In March 2009, the Government of Québec and the Brussels-Capital Region signed a cooperation program in the area of contaminated land rehabilitation.
The cooperation program emphasizes exchanges of expertise between the Brussels-Capital Region and large cities in Québec, which share an industrial past and a legacy of soil pollution. The first activity held under the new cooperative framework consisted in the participation of a delegation of experts from Brussels in Americana, an international environmental trade show held in Montréal in March.
The second cooperation-framework activity took place in December, in the form of a mission to Brussels by experts from Québec.
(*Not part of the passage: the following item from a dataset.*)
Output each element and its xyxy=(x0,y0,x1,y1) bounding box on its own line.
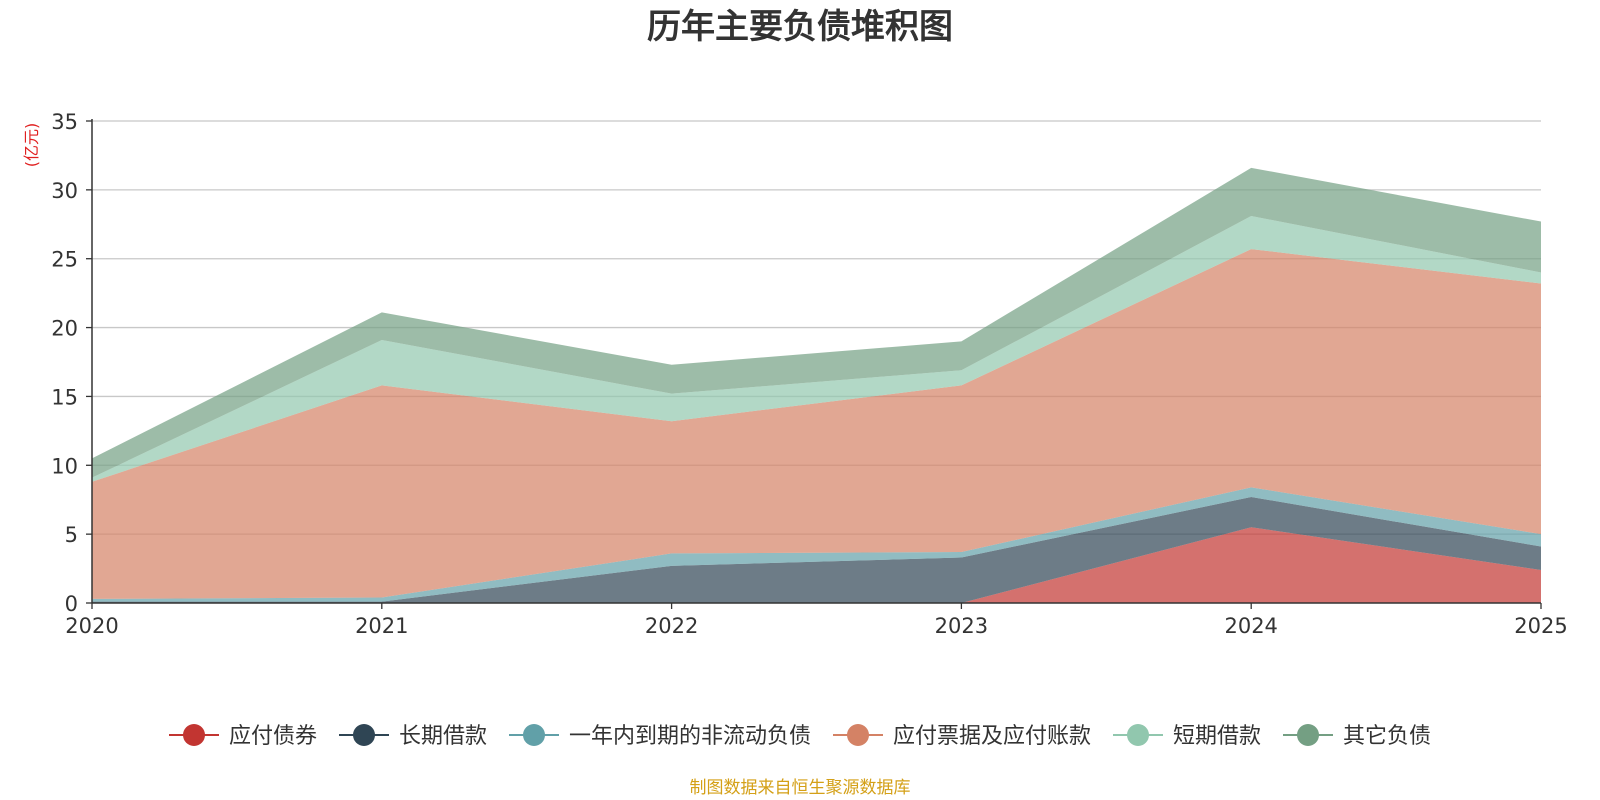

Michel Beaulieu, a scientific adviser with the Ministère du Développement durable, de l’Environnement et des Parcs (MDDEP), is in charge of the cooperation program in Québec. He was accompanied by Diane Bouchard, environmental adviser with the City of Québec, and her City of Montréal counterpart, Josée Samson.
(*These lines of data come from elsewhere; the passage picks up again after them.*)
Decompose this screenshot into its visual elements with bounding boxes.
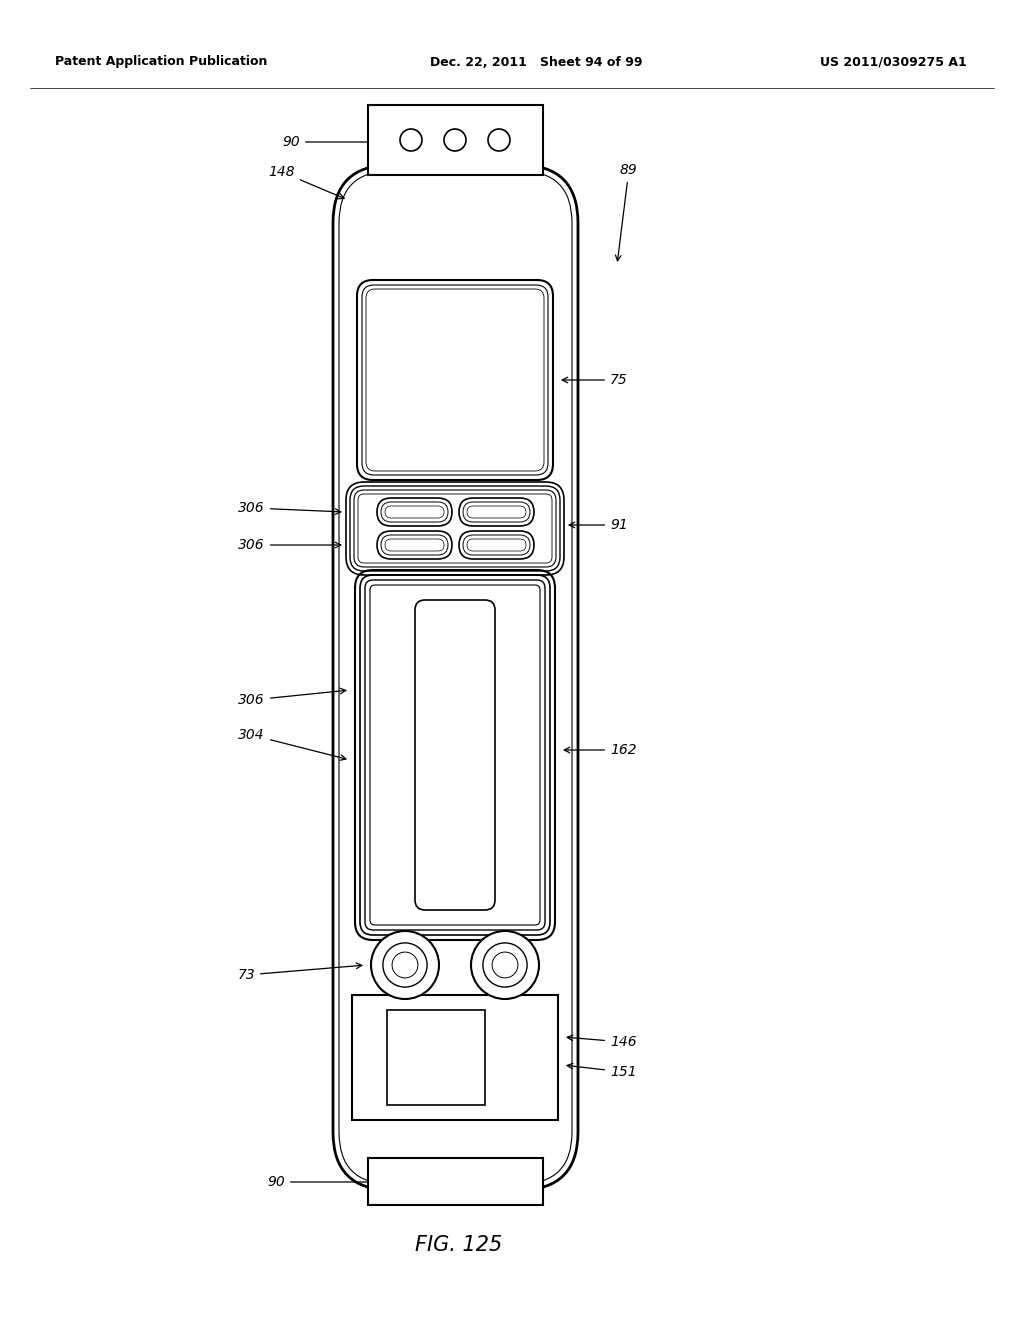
Circle shape	[371, 931, 439, 999]
Text: FIG. 125: FIG. 125	[415, 1236, 502, 1255]
Text: 90: 90	[267, 1175, 379, 1189]
FancyBboxPatch shape	[463, 502, 530, 521]
FancyBboxPatch shape	[463, 535, 530, 554]
FancyBboxPatch shape	[459, 531, 534, 558]
Text: 89: 89	[615, 162, 638, 261]
Circle shape	[471, 931, 539, 999]
Circle shape	[488, 129, 510, 150]
Text: 148: 148	[268, 165, 344, 199]
Circle shape	[400, 129, 422, 150]
FancyBboxPatch shape	[381, 535, 449, 554]
Bar	[368, 106, 543, 176]
FancyBboxPatch shape	[385, 539, 444, 550]
Text: 162: 162	[564, 743, 637, 756]
Text: 90: 90	[283, 135, 379, 149]
FancyBboxPatch shape	[459, 498, 534, 525]
Circle shape	[444, 129, 466, 150]
Circle shape	[483, 942, 527, 987]
Text: 73: 73	[238, 964, 361, 982]
FancyBboxPatch shape	[357, 280, 553, 480]
Circle shape	[392, 952, 418, 978]
Circle shape	[493, 952, 518, 978]
Text: 146: 146	[567, 1035, 637, 1049]
FancyBboxPatch shape	[467, 506, 526, 517]
Text: 306: 306	[239, 502, 341, 515]
FancyBboxPatch shape	[385, 506, 444, 517]
Text: 91: 91	[569, 517, 628, 532]
Circle shape	[383, 942, 427, 987]
Bar	[368, 1158, 543, 1205]
FancyBboxPatch shape	[467, 539, 526, 550]
Bar	[387, 1010, 485, 1105]
Text: 151: 151	[567, 1064, 637, 1078]
Text: Patent Application Publication: Patent Application Publication	[55, 55, 267, 69]
Bar	[352, 995, 558, 1119]
FancyBboxPatch shape	[377, 531, 452, 558]
Text: 304: 304	[239, 729, 346, 760]
FancyBboxPatch shape	[333, 165, 578, 1191]
Text: 306: 306	[239, 688, 346, 708]
Text: US 2011/0309275 A1: US 2011/0309275 A1	[820, 55, 967, 69]
FancyBboxPatch shape	[377, 498, 452, 525]
FancyBboxPatch shape	[415, 601, 495, 909]
Text: 75: 75	[562, 374, 628, 387]
Text: Dec. 22, 2011   Sheet 94 of 99: Dec. 22, 2011 Sheet 94 of 99	[430, 55, 642, 69]
FancyBboxPatch shape	[355, 570, 555, 940]
FancyBboxPatch shape	[381, 502, 449, 521]
Text: 306: 306	[239, 539, 341, 552]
The three members of the Québec delegation wanted to find out more about good environmental practices applied in the Brussels-Capital Region.
They were welcomed by Jean-Pierre Janssen, Head of the Environmental and Soil Policy Division at the Brussels Institute for Management of the Environment (IBGE), who is in charge of the cooperation program in Brussels. He gave the Québec delegation an overview of Belgian practices and explained the situation in Brussels. He also called on experts from two other regions, employed by OVAM, the public corporation that looks after waste in the Flemish Region, and by the Walloon waste office.
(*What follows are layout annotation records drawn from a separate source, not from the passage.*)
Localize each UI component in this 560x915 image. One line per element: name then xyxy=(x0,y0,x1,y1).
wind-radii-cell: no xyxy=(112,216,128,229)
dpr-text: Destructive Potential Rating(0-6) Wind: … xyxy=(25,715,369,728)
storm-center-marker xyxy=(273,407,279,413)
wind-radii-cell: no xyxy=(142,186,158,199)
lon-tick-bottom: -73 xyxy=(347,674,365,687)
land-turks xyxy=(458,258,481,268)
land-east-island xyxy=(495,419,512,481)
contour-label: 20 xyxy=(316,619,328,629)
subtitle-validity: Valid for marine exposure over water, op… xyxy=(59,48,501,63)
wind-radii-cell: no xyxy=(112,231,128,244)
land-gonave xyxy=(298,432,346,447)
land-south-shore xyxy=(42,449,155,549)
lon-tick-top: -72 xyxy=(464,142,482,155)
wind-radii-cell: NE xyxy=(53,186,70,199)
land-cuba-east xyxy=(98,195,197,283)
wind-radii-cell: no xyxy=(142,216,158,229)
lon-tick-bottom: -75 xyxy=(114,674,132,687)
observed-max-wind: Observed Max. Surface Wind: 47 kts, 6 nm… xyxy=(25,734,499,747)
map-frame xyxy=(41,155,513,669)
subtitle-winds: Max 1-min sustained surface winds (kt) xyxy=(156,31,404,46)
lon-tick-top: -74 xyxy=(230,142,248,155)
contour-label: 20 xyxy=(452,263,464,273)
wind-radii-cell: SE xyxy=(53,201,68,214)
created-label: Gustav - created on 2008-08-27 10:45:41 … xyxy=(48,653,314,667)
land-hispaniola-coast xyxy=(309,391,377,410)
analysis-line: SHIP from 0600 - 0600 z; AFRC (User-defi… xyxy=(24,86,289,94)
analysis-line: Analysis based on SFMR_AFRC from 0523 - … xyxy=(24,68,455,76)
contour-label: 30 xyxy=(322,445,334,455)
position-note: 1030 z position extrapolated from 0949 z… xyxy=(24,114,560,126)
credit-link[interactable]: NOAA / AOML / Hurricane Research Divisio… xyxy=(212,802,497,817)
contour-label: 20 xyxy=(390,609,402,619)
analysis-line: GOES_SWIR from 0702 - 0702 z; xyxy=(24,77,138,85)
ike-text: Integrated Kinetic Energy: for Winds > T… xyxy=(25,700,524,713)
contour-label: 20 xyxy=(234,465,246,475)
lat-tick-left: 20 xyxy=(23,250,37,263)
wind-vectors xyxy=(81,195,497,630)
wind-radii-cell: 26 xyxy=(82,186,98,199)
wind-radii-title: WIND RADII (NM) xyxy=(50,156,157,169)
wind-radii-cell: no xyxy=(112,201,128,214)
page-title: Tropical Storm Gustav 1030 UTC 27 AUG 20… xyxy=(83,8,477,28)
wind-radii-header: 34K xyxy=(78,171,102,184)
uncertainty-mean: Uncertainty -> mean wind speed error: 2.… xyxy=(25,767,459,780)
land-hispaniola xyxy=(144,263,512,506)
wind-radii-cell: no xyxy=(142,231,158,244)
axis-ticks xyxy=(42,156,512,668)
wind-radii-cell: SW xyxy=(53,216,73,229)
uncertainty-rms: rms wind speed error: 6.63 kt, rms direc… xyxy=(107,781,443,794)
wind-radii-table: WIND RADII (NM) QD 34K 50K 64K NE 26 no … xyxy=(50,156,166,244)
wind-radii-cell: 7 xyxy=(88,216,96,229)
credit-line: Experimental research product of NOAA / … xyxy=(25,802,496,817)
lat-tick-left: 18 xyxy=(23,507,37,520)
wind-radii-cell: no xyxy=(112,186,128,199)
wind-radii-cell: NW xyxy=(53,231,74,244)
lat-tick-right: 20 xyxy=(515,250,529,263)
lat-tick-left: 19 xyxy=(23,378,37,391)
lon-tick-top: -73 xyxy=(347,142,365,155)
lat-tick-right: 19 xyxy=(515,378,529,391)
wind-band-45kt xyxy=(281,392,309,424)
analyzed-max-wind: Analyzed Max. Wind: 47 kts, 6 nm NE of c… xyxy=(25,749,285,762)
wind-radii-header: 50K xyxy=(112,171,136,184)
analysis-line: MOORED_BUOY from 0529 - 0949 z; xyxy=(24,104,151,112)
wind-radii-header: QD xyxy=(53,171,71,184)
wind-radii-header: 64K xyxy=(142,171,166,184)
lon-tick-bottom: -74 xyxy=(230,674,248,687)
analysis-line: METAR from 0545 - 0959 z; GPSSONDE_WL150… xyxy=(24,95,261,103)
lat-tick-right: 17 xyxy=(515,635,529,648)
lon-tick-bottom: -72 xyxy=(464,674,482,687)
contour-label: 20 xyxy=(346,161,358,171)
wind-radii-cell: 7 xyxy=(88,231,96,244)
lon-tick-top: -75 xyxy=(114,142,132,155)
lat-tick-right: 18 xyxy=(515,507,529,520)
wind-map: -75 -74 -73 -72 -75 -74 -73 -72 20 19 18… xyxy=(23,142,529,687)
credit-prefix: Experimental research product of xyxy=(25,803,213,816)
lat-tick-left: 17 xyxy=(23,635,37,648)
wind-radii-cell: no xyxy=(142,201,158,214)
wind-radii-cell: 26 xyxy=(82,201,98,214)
Rehabilitating polluted soil involves reusing land and compulsory measurements aimed at protecting the environment and future users. Contaminated soil is more than just an environmental issue: solving the problem requires close collaboration between stakeholders in a variety of sectors.
In order to identify winning solutions, it is important to study different approaches and share best practices.
According to the prestigious magazine The Economist, Brussels is one of the world’s ten greenest cities, and number 5 (out of 30) in terms of CO2 emissions per capita. Québec has the best per-capita figure in Canada. As both partners share the key value of respect for the environment, their cooperation in the area of land rehabilitation promises to generate highly positive results.